I racconti di infermieri e medici: «Ogni mattina anche 50 nuovi pazienti, molti gravi»

Emergenza coronavirus Trincea Sant’Anna «Qui dentro è come essere in guerra»
Una foto scattata dal personale del pronto soccorso e pubblicata nei giorni scorsi sulla pagina facebook del Sant’Anna

Sarà un’immagine abusata, ma parli con medici, infermieri e personale sanitario e tutti ti raccontano: è una guerra.
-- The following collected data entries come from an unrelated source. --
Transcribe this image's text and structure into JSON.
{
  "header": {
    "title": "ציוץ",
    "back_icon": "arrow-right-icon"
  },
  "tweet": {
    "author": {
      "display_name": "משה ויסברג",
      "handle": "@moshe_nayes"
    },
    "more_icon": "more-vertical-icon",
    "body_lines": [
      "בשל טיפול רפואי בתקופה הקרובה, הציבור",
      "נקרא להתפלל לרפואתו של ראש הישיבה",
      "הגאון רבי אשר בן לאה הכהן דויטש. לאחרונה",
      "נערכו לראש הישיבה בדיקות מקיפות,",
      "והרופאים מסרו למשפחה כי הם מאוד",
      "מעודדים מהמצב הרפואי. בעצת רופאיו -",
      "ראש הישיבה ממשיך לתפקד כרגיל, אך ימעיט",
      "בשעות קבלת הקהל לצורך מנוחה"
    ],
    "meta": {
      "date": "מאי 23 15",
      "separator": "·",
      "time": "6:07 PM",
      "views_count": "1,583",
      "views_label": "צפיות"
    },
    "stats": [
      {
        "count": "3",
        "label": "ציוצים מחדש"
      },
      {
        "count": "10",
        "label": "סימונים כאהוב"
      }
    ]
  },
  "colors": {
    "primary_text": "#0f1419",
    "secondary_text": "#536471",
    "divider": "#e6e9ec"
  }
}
Quello che segue è il resoconto dalla trincea Sant’Anna, ricavato grazie alla testimonianza di più sanitari, raccolta in forma anonima e trasformata in un racconto dalla soggettiva di chi lotta in prima linea.

Il racconto dei sanitari

«Occhiali, sovraocchiali, mascherina. E poi cuffie, calzari e vestiario. E i guanti: quelli non bastano mai. Giri tutto il giorno così, da un paziente all’altro, non guardando l’orologio, saltando la pausa, cercando di coniugare emergenza e umanità. Ma è difficile, perché più passano i giorni e più i ritmi aumentano e con loro le difficoltà e le pressioni. Ogni giorno ci sono sempre più pazienti. Scarseggiano le barelle, hai paura che i calzari non siano abbastanza e temi che accada lo stesso per le mascherine. Ma ognuno, qui dentro, fa quello che può. Anzi di più. Certo, c’è paura, ma la solidarietà tra colleghi ti aiuta, ci supportiamo gli uni con gli altri.